Cet amendement va à peu près dans le même sens que celui que vient de défendre M. le rapporteur ; une fois n'est pas coutume ! Il a pour objectif d'accroître l'efficacité de l'« action de préférence », notamment dans le domaine de la politique industrielle.
Le 6 septembre dernier, le commissaire européen Charlie McCreevy a fait part de son hostilité à l'égard des actions spécifiques : « Ma conviction profonde est que les droit spéciaux que les gouvernements s'attribuent afin de contrôler des entreprises privées créent des obstacles aux investissements directs visant à influencer la gestion de ces entreprises, et sont donc contraires au Marché unique. » Voilà qui ne présage rien de bon quant à la durée de vie de cette action spécifique !
Par ailleurs, monsieur le ministre, vous soutenez que l'action spécifique vise à assurer la continuité et la sécurité de nos approvisionnements. Or je m'interroge sur son efficacité, au regard des cessions d'actifs qui ont été exigées par Bruxelles et qui risquent de remettre en cause notre sécurité d'approvisionnement en gaz !
Sur ce sujet, comme sur le tableau relatif à l'impact des remèdes qui nous a été transmis par la commission, je reste très perplexe. En effet, vous privilégiez une approche en termes de clients, alors que les évolutions doivent être analysées du point de vue de la sécurité de nos approvisionnements, c'est-à-dire sous l'angle du contrôle des sociétés. Cela implique la capacité de maîtriser à la fois la stratégie, les orientations du groupe et la politique industrielle de l'entité, tout en développant une vision sur le long terme.

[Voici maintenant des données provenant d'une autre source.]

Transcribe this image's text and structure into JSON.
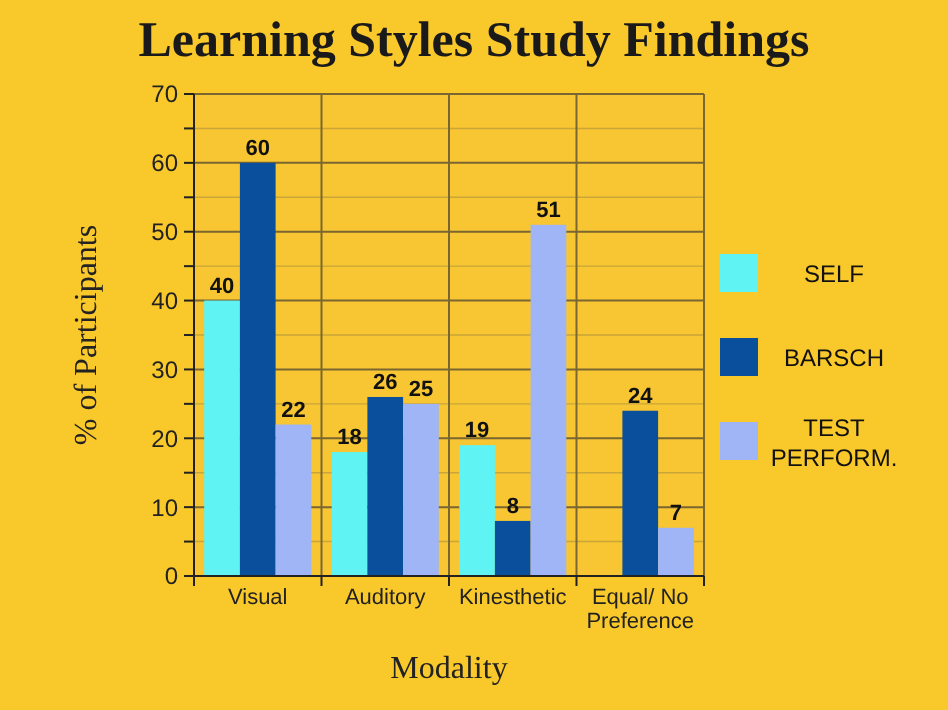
{
  "chart_data": {
    "type": "bar",
    "title": "Learning Styles Study Findings",
    "xlabel": "Modality",
    "ylabel": "% of Participants",
    "categories": [
      "Visual",
      "Auditory",
      "Kinesthetic",
      "Equal/ No Preference"
    ],
    "series": [
      {
        "name": "SELF",
        "color": "#5ff3f3",
        "values": [
          40,
          18,
          19,
          null
        ]
      },
      {
        "name": "BARSCH",
        "color": "#0a4f9c",
        "values": [
          60,
          26,
          8,
          24
        ]
      },
      {
        "name": "TEST PERFORM.",
        "color": "#a0b5f5",
        "values": [
          22,
          25,
          51,
          7
        ]
      }
    ],
    "ylim": [
      0,
      70
    ],
    "yticks": [
      0,
      {
        "value": 5,
        "label": null
      },
      10,
      {
        "value": 15,
        "label": null
      },
      20,
      {
        "value": 25,
        "label": null
      },
      30,
      {
        "value": 35,
        "label": null
      },
      40,
      {
        "value": 45,
        "label": null
      },
      50,
      {
        "value": 55,
        "label": null
      },
      60,
      {
        "value": 65,
        "label": null
      },
      70
    ],
    "grid": true,
    "legend": "right",
    "data_labels": true
  }
}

Dans ce tableau, monsieur le ministre, vous ne prenez en compte que les sociétés que vous vendez en totalité. Pour reprendre l'exemple qu'a évoqué notre collègue Nicole Bricq, je rappelle que la perte de la majorité dans Fluxys entraîne une perte de contrôle sur cette société. En d'autres termes, Fluxys sort du groupe, ce qui n'est pas sans conséquences sur la dynamique d'ensemble.
Je prendrai un autre exemple. Il est soutenu que la nouvelle entité gardera la totalité de ses clients résidentiels en Belgique. Pourtant, en cédant Distrigaz, le nouveau groupe issu de la fusion perd ses contrats à long terme : il est donc dépouillé ce qui lui conférait son indépendance énergétique. Dès lors, se pose la question de savoir comment se feront, à terme, les approvisionnements des clients.
Du point de vue de la sécurité d'approvisionnement, les chiffres traduisent une perte, et non un renforcement, dans le cadre de la fusion GDF-Suez et des remèdes proposés le 13 octobre dernier. Sur les 650 térawattheures dont la France et la Belgique disposent, la perte engendrée par la fin des contrats à long terme s'élève à 170 térawattheures, ce qui représente une source complète d'approvisionnement, par exemple l'approvisionnement de la France auprès de la Norvège pendant vingt ans. Les remèdes proposés ramènent cette marge de sécurité à 480 térawattheures, soit l'équivalent actuel de Gaz de France.